There’s a nicely put together frame here that can take some abuse and tough wheels with hard-wearing tyres. On the downside, though, its low bottom bracket height makes its presence felt from time to time, and the fork is merely average.
Ride & handling: confident but needs more ride height
The Annihilator is a very typical £500 bike. Its steering is conﬁdent and neutral through twisty trails, climbs are no more difﬁcult than on the vast majority of 30lb bikes.
The overall ride feel is comfortable, with the all-rounder tyres adding traction conﬁdence for less experienced riders.
However, it suffers from a couple of small problems when the going gets rough.
The fork is at its best with the spring preload set to the minimum, but this doesn’t sit well with the 12in bottom bracket height, which is a little too low for a soft 100mm travel fork.
You need to take care when you pedal through bumpy corners, because as the fork compresses it’s easy to ground the pedals on rocks and roots.
It’s hard for manufacturers to create the right balance with bottom bracket height. Low is good for adding stability, but we reckon the Annihilator needs another half-inch.
Still, we don’t want to make too big a thing of the fork and bottom bracket height, as those who don’t ride hard probably won’t notice, and we had no other issues with the performance.
Chassis: type specimen for the £500 species
A lot of mid-range hardtails look like this. That’s mainly because a lot of frames come from the same big production frame-building factories.
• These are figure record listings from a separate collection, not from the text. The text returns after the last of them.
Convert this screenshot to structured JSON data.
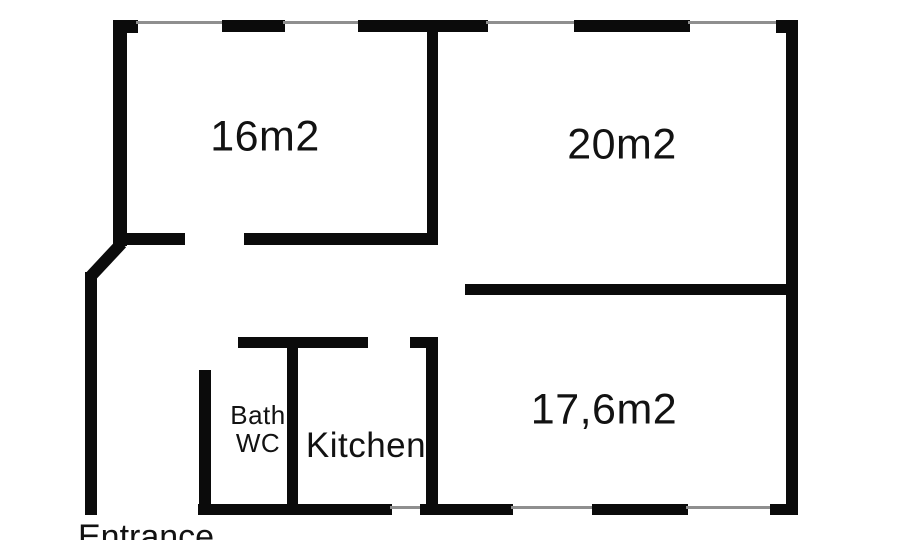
{
  "title": "Apartment floor plan",
  "labels": {
    "room16": "16m2",
    "room20": "20m2",
    "room176": "17,6m2",
    "bath_line1": "Bath",
    "bath_line2": "WC",
    "kitchen": "Kitchen",
    "entrance": "Entrance"
  },
  "colors": {
    "wall": "#0b0b0b",
    "window_line": "#8f8f8f",
    "background": "#ffffff",
    "text": "#121212"
  }
}
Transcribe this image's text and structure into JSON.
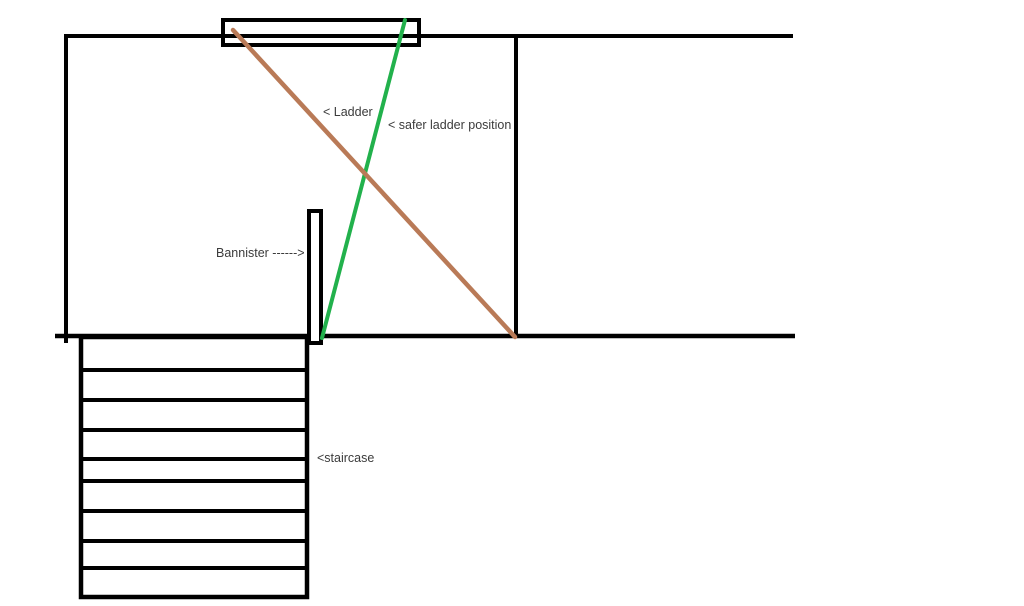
{
  "diagram": {
    "background": "#ffffff",
    "structure_color": "#000000",
    "text_color": "#3b3b3b",
    "ladder": {
      "label": "< Ladder",
      "color": "#b97a57"
    },
    "safer_ladder": {
      "label": "< safer ladder position",
      "color": "#22b14c"
    },
    "bannister": {
      "label": "Bannister ------>"
    },
    "staircase": {
      "label": "<staircase",
      "step_count": 9
    }
  }
}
That’s why £500 bikes are such good value these days, although prices of mid-range bikes like this are bound to rise later this year as Far Eastern production and transport costs rise.
Designed to take a 100mm travel fork, the Annihilator combines middleweight all-round practicality with a hint of hardcore in its tube proﬁles.
The big bi-axially ovalised down tube ﬂares at the head tube to boost contact strength, the back end of the top tube is bridged across to the extended seat tube and the head tube is ring-reinforced to support the headset cups.
The seat- and chainstays curve out at the tyre and then in for heel room, and the bike’s all-round practicality is emphasised by threaded mounts for a rack, two bottle cages and a Crud Catcher.
While 100mm of suspension travel might seem like a good idea on a bike like this, the RST Omega T8 fork doesn’t have a lot in its favour.
It adds comfort and control if you ride hard but, as with most forks on £500 bikes, the compression and rebound damping is basic. That means it’s a handful over a quick succession of bumps, with a recoil thunk as you lift the front over rocks and roots. But the leg-top preload dials help to stop excessive sag for heavier riders.
Equipment: acceptable mid-range spec
The Annihilator’s component package is simply average for the price. A full set of Shimano Deore gears performs nicely, and Truvativ Isoﬂow cranks gave us no cause for complaint. The 36-spoke wheels are tough but fairly heavy.
Tioga’s deep-knobbed Factory treads don’t help in rapid rolling either, although they’re very grippy in the mud and they rarely block.
Quad hydraulic disc brakes are excellent stoppers, but the manual pad adjustment may irritate some people compared with the automatic adjustment of other inexpensive hydraulic discs.
The riser bar, stem, saddle and post are all acceptable own-brand offerings.
Summary: decent machine, limited by the fork
A lot of £500 bikes are similar, with decent frames, efﬁcient gears, functional ﬁnishing kit, tough all-rounder wheelsets and hydraulic disc brakes.
We’d guess that it’s only a matter of time before they come with better forks as well. Saracen shows what can be done with another £50 to play with in the Mantra Three, and we’ve certainly encountered worse forks than the RST Omega on the Muddyfox.
However, it’s the fork that limits the Annihilator’s hard-riding potential. Still, it’s on a par with most £500 bikes we’ve tested, and it’s good to see Muddyfox building a proﬁle again. Back in the ’80s nobody else did more to spread the word about mountain bikes.